A local high school librarian I queried addressed  that point succinctly. “In the end it will be all about whether or not it is done well. I probably wouldn’t buy it for our library, mostly because I don’t think kids would choose it. They would assume if we had that book at school it must be a morality tale and not realistic, plus there’s the embarrassment factor of even having it around teachers and peers. I’m always hesitant of the “first of its kind” book on any trending issue because it seems like publishers usually have to make a few mistakes before they get it right. On that topic you would have to walk a very fine line between realistic (but not sensational) and helpful (but not scolding).”

Other librarians I spoke with had the same reaction. This was a topic that would require threading the needle. It had to be done well. I read Point of View and found that the book is exactly the book my school partners thought it had to be. It is well written, not preachy, realistic without being gratuitous, grounded and not sensational, well researched, compact and compelling. The author, Patrick Bard, is a well established, award-winning French author who has never been translated into English before.

. . . .

The story follows Lucas, a young teen, who is searching for a superhero video clip online, hits a porn link, and falls down the rabbit hole. When his virus-ridden laptop is given over for repair, Lucas is exposed. The story explores the perspectives of Lucas’s parents as well, in a tough, unsentimental manner. With all his devices taken away, his physical health in the toilet, and while being driven to a clinic, Lucas literally jumps out of a speeding car. He enters the clinic recovering from injuries of many kinds.

Bard researched his story extensively, talking to teenagers and teachers, clinicians, anthropologists, and psychologists. In his author’s note Bard states, “Lucas is the hero of Point of View. On the outside, he seems like an average teenage geek. At least that’s what his parents believe him to be. But once his outline addiction to porn is revealed, his virtual world crumbles, and so does he. He’s got a long, hard journey to being a whole person again. As I wrote this book, I did not want to make judgments. I have not judged Lucas. I have not judged his parents. I have not judged any of the characters. I merely want readers to have empathy for Lucas and be aware that help and recovery are possible.”

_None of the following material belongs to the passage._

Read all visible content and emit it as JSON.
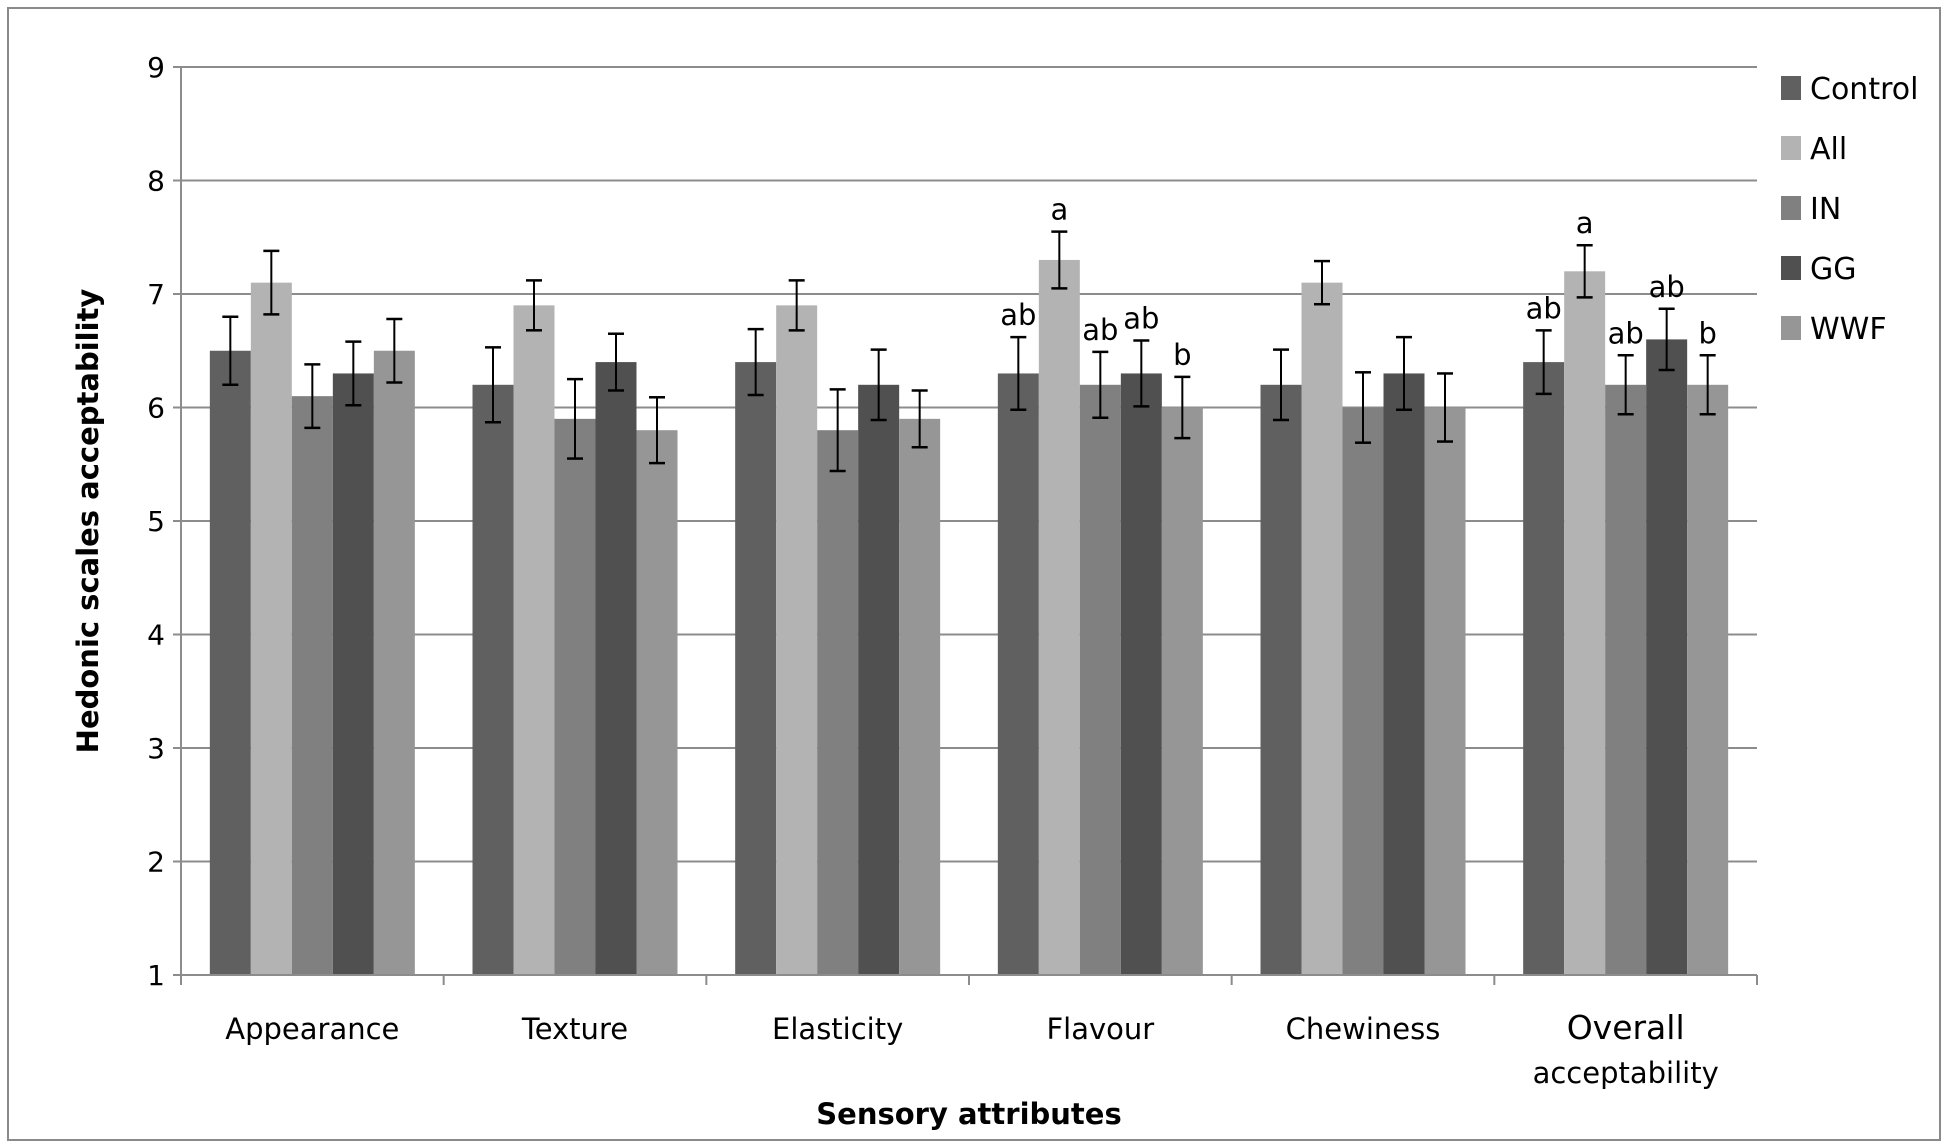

Link to the rest at Publishers Weekly

4 thoughts on “A Point of View on ‘Point of View’”

  1. I suspect your librarians are dead wrong here. Any book with a tagline of “Addicted to porn” is going to be seized upon by teenagers, particularly teenage boys. And their parents will rise up in wrath (without bothering to read the book first).

  2. Leaping from a moving vehicle is a “realistic” reaction to being disciplined with all of Lucas’s electronics taken away? Boggles the mind, but then I didn’t grow up in the Always Connected Era we have now, so I suppose Lucas retreating into electronics-free pastimes to assuage his depression and disappointment and endure his punishment while his physical health recovered would have seemed too tame a reaction for this author to depict.

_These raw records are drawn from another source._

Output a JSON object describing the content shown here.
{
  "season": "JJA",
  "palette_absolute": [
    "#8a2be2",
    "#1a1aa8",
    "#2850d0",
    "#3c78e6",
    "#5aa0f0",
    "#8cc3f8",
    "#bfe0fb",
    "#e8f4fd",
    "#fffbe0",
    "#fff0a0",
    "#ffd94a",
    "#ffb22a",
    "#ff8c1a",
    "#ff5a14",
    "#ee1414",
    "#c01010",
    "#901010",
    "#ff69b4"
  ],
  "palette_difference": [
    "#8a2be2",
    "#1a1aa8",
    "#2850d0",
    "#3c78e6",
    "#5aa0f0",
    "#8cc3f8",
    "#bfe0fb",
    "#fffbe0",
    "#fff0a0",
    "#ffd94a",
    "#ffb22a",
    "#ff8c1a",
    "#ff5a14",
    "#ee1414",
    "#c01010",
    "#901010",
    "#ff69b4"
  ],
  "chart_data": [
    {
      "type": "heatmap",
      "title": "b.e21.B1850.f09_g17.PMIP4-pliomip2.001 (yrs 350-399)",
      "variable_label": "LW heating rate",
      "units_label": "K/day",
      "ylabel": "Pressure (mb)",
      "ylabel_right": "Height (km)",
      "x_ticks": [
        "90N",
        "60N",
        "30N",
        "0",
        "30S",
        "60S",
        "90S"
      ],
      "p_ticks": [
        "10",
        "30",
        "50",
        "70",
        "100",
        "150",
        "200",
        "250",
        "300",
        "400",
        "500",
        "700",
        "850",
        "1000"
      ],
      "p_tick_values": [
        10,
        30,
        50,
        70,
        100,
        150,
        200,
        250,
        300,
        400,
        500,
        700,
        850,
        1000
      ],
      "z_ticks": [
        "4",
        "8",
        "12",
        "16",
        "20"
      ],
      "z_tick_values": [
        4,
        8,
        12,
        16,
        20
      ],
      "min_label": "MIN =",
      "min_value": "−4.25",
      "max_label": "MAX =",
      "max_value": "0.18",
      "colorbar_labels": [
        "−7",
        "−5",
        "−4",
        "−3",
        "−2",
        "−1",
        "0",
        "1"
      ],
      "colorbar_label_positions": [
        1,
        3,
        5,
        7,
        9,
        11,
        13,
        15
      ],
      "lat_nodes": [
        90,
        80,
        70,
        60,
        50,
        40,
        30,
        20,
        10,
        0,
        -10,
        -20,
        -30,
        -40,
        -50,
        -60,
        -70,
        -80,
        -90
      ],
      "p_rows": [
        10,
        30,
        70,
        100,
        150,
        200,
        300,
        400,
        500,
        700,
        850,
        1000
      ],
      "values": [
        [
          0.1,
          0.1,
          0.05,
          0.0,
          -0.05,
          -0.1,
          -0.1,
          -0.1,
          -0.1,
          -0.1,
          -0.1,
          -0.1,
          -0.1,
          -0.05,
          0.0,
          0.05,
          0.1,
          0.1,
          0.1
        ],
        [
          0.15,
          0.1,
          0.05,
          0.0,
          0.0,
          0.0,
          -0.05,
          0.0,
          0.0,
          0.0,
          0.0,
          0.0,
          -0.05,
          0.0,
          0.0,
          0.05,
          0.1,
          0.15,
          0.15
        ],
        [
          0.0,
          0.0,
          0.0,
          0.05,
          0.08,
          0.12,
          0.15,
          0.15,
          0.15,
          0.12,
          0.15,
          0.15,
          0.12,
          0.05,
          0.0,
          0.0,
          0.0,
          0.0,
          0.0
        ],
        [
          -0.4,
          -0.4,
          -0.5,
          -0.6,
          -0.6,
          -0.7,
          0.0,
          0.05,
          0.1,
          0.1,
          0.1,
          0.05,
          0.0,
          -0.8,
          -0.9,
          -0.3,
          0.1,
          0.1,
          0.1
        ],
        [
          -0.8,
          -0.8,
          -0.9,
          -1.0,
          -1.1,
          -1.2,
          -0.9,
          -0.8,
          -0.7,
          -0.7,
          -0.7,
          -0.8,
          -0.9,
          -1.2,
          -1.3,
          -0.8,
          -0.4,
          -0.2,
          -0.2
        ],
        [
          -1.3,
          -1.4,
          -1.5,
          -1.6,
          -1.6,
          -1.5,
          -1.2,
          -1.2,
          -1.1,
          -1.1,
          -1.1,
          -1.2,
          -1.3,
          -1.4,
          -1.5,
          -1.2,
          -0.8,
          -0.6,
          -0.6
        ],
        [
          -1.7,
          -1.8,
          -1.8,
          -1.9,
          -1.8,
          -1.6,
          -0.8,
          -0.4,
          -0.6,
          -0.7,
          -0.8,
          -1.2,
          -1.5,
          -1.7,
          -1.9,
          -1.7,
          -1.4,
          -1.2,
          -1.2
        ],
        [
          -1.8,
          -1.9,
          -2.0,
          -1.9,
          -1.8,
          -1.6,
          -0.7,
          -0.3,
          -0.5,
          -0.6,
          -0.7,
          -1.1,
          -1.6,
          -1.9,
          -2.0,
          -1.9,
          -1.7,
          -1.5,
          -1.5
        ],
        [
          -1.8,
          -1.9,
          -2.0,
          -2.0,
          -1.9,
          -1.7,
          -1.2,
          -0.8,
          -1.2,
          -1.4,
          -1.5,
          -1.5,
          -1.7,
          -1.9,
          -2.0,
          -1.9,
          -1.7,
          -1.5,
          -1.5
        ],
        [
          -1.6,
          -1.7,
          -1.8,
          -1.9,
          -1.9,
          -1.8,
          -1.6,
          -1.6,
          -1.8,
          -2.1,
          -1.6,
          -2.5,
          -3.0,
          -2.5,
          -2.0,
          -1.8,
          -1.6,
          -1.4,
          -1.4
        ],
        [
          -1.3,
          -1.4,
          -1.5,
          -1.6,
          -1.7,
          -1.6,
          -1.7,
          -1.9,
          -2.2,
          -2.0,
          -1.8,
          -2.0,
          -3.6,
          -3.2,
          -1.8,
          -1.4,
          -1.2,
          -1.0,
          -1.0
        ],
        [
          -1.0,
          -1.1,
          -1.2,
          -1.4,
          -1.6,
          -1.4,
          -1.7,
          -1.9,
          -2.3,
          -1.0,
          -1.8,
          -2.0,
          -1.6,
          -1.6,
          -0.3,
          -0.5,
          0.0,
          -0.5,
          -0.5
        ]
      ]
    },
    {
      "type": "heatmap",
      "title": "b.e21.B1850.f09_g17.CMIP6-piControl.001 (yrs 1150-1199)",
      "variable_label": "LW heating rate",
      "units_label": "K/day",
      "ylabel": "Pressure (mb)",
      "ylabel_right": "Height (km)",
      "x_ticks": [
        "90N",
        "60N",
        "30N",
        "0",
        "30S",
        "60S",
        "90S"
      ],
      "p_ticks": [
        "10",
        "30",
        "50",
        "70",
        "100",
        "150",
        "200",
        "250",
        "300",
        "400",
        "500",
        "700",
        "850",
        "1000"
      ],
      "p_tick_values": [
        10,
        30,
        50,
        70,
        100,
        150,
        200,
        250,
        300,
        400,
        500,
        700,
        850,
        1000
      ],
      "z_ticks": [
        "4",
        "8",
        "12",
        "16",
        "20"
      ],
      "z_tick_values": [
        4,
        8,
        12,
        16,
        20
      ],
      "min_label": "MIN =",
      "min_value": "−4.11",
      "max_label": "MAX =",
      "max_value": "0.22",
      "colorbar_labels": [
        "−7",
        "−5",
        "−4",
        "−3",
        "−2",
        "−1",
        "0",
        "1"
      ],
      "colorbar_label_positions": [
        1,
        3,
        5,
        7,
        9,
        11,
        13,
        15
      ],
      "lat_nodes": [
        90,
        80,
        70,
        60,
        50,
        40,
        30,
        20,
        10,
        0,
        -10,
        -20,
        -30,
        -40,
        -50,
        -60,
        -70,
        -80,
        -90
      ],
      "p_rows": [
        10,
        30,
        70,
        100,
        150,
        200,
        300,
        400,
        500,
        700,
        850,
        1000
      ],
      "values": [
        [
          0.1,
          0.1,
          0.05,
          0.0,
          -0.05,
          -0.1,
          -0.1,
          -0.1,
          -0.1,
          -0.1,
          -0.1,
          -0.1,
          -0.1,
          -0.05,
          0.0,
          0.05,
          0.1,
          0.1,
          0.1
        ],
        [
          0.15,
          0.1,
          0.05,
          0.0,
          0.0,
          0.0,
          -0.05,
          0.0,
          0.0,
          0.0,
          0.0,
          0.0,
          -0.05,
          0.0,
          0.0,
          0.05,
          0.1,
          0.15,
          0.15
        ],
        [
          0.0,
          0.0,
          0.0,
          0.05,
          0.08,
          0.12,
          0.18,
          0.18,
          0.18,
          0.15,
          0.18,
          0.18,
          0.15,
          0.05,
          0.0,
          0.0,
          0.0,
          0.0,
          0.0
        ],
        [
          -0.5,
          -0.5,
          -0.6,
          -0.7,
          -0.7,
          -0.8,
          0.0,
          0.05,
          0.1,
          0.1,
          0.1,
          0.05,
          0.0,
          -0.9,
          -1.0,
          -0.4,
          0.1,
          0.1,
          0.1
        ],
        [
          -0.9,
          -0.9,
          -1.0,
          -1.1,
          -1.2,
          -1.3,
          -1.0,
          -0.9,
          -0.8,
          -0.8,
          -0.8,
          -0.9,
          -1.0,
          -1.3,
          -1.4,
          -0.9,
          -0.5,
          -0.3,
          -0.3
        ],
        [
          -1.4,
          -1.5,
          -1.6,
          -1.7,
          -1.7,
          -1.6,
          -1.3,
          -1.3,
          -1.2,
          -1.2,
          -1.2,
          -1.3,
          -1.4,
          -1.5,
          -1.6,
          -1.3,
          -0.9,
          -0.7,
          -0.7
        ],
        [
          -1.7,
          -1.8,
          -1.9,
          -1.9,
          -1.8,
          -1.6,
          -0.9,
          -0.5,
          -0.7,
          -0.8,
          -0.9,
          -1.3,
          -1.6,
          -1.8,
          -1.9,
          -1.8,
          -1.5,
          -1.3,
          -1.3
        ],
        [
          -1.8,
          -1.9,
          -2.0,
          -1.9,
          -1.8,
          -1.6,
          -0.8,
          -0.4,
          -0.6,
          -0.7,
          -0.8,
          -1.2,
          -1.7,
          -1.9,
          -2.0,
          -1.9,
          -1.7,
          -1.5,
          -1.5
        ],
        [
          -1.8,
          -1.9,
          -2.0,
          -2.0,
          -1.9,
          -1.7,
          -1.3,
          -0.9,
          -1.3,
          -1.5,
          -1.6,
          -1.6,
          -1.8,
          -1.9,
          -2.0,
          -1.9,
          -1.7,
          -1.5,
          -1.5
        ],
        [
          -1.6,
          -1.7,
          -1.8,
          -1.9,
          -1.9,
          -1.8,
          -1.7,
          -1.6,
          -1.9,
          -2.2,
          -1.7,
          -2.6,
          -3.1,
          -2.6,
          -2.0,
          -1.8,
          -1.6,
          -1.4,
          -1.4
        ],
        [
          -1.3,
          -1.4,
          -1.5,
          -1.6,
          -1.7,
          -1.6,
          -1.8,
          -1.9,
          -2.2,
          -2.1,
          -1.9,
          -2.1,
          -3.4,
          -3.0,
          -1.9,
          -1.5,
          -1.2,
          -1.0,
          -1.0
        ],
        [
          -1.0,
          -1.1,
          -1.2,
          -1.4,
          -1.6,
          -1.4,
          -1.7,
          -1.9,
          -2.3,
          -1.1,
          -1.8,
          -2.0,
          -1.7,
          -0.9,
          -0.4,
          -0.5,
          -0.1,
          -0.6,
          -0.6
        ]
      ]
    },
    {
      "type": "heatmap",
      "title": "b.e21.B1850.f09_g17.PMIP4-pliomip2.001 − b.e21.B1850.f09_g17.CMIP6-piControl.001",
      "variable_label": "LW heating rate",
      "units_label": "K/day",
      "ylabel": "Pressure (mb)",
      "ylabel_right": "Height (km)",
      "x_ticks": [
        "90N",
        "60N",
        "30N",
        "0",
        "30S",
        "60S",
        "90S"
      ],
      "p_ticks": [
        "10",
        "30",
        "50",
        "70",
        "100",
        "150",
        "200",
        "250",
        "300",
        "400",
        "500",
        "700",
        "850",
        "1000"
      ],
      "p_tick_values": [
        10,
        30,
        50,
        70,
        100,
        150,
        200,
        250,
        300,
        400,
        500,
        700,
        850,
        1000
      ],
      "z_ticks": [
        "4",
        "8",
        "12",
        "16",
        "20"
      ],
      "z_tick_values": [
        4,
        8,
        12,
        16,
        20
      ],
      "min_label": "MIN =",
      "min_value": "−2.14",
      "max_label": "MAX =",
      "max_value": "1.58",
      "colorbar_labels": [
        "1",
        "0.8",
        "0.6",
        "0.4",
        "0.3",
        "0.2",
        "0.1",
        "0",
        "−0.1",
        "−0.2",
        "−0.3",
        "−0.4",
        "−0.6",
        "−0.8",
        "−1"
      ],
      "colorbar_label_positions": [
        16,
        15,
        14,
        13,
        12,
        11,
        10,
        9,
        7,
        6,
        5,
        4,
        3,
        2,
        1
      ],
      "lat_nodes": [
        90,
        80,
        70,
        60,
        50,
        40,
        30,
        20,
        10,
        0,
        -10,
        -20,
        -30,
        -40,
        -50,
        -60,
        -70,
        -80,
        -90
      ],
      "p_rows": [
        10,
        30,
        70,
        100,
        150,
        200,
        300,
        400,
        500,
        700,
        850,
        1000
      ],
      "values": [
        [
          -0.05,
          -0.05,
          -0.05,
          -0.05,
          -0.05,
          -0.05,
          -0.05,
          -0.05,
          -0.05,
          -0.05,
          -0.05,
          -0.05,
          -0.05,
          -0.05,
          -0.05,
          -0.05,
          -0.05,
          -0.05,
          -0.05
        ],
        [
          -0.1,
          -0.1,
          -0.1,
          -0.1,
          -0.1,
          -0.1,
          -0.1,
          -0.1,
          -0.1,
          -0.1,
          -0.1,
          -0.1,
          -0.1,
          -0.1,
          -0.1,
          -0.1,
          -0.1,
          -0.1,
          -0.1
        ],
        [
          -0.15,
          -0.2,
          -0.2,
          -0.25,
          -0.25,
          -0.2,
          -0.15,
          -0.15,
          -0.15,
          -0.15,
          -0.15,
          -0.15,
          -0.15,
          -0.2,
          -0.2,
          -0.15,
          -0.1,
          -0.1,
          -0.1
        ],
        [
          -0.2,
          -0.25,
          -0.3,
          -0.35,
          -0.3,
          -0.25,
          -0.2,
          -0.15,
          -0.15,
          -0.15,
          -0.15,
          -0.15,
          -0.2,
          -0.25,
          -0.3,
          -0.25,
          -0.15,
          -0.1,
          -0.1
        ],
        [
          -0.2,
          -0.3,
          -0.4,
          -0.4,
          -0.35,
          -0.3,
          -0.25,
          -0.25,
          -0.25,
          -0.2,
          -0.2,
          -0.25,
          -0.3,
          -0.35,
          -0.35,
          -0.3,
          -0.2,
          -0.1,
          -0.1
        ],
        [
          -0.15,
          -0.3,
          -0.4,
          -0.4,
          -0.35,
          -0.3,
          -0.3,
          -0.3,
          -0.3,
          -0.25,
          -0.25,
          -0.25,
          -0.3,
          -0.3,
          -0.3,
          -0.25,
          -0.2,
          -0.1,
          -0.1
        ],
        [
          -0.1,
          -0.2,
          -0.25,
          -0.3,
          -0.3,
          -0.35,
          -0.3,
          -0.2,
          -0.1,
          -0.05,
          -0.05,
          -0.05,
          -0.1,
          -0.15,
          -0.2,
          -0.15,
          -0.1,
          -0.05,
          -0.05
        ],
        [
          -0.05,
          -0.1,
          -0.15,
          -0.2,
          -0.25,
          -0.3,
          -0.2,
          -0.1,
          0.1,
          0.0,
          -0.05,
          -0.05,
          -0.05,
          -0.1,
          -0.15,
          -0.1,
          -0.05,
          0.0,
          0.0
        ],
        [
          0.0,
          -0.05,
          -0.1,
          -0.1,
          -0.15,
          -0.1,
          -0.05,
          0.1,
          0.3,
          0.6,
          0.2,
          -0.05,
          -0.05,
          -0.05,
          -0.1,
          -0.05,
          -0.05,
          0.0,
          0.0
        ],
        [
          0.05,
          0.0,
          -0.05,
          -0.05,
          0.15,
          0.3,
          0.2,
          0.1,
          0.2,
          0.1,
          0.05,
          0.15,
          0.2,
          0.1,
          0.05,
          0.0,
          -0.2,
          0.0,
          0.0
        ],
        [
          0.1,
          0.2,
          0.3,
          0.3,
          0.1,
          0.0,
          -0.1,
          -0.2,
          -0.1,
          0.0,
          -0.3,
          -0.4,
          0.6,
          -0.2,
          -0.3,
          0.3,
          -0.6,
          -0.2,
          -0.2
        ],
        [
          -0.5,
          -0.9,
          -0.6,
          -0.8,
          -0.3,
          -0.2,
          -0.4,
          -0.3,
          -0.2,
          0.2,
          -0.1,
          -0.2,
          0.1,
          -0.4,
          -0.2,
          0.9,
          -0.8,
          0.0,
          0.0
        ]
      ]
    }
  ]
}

    And, personally, I’d find this very preachy (“Porn is BAD for you!”), and judgmental on the MC (“Attempted suicide is the only way to go after falling into such a sordid life.”), and, yes, sensational.

  3. Personally, I believe a writer’s first mission is to write an entertaining story. Human beings are all about story. We are addicted, we are a story, our lives are stories. If we learn something; good. If not, an entertaining writer has still performed an act of mercy.

  4. So the parents find out about your addiction, take away your electronics and the reaction is to jump out of a car. And I’m supposed to relate to this story and call him a hero?

    Next your going to tell me the kid who is in the shopping line that cries and yells because he doesn’t get his candy bar who then tries to hang himself is also my hero.

    I don’t know if this is based on real life, i would find it more ironic if the jumping out of the car would have ended his life. That seems more poetic to me. Loose your phone, have an overreaction, and win a Darwin award!!! That’s the only award this ‘hero’ would deserve in my humble opinion.